After college, the pair started media careers in New York City. Rolls married and began a 12-year advertising career. Crain worked in direct marketing and advertising but felt there was something else out there for her. She took a year and a half off to travel the world. "I wasn't sure what I was looking for but I had a real bee in my bonnet," Crain said. "The one thing that crystallized is that I loved writing."

Crain returned to the States and earned a graduate degree from Northwestern University's Medill School of Journalism, then moved back to New York City to work for a travel magazine. She launched the magazine Golf & Travel with her father, but the hectic life of a young editor soon caught up with her, along with the travails of living in a big city.

"There are 8 million people living on top of each other and you don't even know your neighbor," Crain said.

By 1995 Rolls' father passed away and her marriage was breaking up. During an annual trip to Kenya with her husband, Rolls decided to stay; her mother moved to Kenya soon after that. She fell in love with the way of life and went on safari several times. After developing a keen understanding of the bush, she became a licensed safari guide, one of two women in Kenya to pass the rigorous exam.

Friends visited and asked her to lead safaris, including Crain, who was increasingly burned out and disillusioned with life in New York. During one trip in 2001, Crain said "something clicked." She stayed and VirginBush Safaris was born ("To start a safari company in a male world, we needed a memorable name," they said).

Their motto: To stay in beautiful places and have fun.

The two women developed high-end, customized safaris designed to get their clients out of vehicles and into the bush. Their clients can walk with tribesmen, trek with chimpanzees or watch game from horseback.

Growing business

In two years, they doubled their revenue and the number of safaris increased from four to 10, not including those that Rolls led before they started the business. The women "choreograph" each trip, which start at $600 a day and average at least two weeks long, Crain said.

They are developing ways to handle the growth of their business while maintaining personalized attention to clients like Lake Forest residents Judy and Shelly Asher, who will take a safari in the late summer.

Judy read about the two women in a magazine and tucked the article away until she and her husband decided to plan a return trip to the continent they visited in 2002. Inspired by the women's adventurous spirit and her own desire to walk with chimpanzees near the area made famous by Jane Goodall, Asher contacted Crain and Rolls.
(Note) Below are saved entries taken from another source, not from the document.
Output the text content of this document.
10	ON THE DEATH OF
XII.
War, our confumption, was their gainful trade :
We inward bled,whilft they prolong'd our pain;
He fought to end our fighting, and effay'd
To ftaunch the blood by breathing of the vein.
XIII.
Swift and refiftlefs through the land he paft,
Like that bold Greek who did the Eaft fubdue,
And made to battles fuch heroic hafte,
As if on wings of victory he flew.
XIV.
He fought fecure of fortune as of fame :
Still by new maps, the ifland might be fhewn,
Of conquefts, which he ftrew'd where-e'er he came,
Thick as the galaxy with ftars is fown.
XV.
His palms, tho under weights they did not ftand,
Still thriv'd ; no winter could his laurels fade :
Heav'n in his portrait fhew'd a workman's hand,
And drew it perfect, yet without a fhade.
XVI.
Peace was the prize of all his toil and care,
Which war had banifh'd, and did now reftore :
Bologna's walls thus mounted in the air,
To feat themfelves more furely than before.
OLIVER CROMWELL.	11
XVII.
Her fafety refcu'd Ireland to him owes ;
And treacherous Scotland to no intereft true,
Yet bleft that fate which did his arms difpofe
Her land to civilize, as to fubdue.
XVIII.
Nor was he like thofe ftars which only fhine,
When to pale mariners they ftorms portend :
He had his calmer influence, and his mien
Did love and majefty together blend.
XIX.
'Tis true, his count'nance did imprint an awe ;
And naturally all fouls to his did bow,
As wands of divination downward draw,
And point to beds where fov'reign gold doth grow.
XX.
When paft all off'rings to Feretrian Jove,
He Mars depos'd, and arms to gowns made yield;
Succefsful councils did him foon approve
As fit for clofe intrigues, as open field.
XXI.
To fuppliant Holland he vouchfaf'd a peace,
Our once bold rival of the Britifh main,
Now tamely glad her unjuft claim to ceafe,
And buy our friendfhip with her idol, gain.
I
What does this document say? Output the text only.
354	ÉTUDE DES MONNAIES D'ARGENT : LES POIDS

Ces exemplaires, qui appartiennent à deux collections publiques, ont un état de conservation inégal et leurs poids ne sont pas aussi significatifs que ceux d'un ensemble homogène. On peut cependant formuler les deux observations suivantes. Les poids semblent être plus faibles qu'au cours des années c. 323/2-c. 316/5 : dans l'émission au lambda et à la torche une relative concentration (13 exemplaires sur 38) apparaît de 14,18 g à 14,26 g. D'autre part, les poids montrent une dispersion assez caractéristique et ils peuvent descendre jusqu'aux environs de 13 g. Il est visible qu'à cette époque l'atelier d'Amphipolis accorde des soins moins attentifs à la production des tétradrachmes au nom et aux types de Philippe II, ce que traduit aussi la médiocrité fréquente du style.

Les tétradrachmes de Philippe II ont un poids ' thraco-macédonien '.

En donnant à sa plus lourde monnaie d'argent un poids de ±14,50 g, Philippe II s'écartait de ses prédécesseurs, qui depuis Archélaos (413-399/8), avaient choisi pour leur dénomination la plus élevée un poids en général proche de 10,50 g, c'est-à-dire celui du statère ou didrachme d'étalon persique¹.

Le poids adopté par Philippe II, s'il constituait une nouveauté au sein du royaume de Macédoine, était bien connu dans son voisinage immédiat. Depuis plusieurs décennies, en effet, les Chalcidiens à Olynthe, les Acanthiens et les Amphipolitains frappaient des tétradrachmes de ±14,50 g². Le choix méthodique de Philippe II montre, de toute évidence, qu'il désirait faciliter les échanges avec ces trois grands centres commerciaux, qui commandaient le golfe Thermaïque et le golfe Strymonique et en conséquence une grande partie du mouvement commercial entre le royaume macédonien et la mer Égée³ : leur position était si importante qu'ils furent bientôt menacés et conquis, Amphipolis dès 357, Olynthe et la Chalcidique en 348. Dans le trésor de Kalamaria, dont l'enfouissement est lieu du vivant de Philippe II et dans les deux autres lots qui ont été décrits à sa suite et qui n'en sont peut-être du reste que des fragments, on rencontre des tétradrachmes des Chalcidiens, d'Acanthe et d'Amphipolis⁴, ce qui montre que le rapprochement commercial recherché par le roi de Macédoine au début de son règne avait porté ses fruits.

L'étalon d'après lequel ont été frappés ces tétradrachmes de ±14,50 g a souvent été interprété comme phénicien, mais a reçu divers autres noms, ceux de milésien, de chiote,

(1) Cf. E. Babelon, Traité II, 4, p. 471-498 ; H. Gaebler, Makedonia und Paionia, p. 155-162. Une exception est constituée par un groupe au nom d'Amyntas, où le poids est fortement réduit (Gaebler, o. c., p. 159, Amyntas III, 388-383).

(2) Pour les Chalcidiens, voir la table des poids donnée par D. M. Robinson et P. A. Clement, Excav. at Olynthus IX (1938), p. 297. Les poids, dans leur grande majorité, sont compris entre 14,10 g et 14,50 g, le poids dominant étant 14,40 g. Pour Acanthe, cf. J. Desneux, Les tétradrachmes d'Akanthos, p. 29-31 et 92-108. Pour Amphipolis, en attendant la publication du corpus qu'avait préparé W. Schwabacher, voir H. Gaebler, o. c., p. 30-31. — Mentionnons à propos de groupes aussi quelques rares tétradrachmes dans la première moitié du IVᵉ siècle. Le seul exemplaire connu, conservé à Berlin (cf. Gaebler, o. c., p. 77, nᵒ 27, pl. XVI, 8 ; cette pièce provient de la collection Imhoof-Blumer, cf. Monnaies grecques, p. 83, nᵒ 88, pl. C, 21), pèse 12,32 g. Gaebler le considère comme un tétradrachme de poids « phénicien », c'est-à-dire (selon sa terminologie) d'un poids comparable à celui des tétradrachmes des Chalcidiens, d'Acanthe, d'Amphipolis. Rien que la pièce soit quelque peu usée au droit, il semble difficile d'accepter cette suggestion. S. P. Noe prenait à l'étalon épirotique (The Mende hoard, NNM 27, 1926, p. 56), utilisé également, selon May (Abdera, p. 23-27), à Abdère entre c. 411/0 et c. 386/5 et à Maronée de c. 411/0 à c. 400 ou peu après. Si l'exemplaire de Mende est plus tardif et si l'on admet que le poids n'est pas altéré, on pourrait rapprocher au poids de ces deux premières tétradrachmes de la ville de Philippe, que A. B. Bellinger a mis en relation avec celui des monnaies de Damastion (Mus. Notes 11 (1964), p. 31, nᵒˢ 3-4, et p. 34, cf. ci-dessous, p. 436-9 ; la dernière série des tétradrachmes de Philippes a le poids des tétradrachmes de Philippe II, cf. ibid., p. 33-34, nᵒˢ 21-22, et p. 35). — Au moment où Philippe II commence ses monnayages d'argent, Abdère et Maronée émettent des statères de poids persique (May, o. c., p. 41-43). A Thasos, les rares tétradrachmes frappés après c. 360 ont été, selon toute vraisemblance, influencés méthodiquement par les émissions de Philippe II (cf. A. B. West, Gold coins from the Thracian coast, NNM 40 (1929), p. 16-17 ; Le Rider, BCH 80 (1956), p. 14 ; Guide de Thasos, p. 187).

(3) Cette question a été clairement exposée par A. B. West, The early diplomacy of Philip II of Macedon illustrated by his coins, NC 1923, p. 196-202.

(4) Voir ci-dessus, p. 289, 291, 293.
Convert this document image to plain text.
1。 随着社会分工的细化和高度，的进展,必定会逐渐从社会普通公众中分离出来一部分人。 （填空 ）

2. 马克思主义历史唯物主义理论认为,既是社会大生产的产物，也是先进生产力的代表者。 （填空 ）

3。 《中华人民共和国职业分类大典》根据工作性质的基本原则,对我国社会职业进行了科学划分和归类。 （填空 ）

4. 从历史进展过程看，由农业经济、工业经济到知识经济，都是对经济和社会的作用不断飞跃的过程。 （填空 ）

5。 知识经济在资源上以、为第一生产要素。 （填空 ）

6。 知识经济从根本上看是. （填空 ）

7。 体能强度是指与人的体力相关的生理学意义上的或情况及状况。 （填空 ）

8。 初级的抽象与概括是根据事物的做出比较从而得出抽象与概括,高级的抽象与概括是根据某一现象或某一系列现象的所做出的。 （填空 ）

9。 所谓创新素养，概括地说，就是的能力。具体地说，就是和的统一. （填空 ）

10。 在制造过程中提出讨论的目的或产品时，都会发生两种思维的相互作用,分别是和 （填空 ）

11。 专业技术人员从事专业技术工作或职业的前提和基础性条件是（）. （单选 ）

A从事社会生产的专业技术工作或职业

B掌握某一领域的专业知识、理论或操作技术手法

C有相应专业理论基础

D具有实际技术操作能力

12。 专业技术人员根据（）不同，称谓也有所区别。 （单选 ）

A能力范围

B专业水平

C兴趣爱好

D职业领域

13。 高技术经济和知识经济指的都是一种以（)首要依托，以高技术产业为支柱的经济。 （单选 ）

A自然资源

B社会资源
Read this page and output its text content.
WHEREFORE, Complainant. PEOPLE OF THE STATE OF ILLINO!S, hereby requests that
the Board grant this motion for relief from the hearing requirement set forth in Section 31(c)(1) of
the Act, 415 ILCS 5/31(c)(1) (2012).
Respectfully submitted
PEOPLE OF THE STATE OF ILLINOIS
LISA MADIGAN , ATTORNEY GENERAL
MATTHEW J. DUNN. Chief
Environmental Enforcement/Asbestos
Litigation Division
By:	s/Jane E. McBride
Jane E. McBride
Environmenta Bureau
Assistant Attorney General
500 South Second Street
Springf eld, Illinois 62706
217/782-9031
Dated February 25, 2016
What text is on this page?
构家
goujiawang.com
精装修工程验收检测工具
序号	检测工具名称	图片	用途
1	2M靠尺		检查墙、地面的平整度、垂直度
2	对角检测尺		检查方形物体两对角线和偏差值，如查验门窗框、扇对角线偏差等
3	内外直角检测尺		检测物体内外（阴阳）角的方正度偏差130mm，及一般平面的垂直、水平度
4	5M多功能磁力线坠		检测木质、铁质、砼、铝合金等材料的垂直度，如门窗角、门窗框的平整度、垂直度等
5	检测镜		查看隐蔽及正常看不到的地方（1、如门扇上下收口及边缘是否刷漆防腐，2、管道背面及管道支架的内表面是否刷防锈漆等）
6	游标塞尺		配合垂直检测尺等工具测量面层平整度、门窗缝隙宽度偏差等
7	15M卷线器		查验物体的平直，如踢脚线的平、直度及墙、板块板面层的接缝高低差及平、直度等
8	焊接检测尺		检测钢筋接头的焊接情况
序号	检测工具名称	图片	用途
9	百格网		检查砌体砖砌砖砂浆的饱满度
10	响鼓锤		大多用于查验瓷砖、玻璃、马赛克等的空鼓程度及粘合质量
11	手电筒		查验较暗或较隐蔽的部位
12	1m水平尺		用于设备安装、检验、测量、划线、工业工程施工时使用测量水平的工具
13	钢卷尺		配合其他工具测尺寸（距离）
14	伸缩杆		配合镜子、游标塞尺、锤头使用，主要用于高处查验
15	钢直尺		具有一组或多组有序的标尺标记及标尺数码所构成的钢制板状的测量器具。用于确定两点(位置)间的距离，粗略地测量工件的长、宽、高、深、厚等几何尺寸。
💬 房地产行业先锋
"Once I met them, I knew right away that I didn't have to look any further," she said, finding the right mix of personality, experience, offerings and sense of adventure in the two women.

In October, Crain and Rolls launched the company in the United Kingdom but vowed to continue only as long as they have fun. Another rule: Their friendship comes first.

They have yet to break either rule.

Despite living a long way from the Florida coast and the streets of Lake Forest, where Crain rode her Big Wheel bike with other kids from the neighborhood, they feel their lives are extensions of their childhoods.

"There was a sense of freedom as a kid," Crain said. "I feel like I've got that on a grander scale." Rolls chimes in, "With the big kids."

But after years of traveling, they finally found a place to settle down even if it is half way across the world. Said Crain, "I always thought I'd have wanderlust but there's nothing pulling me anywhere (now)."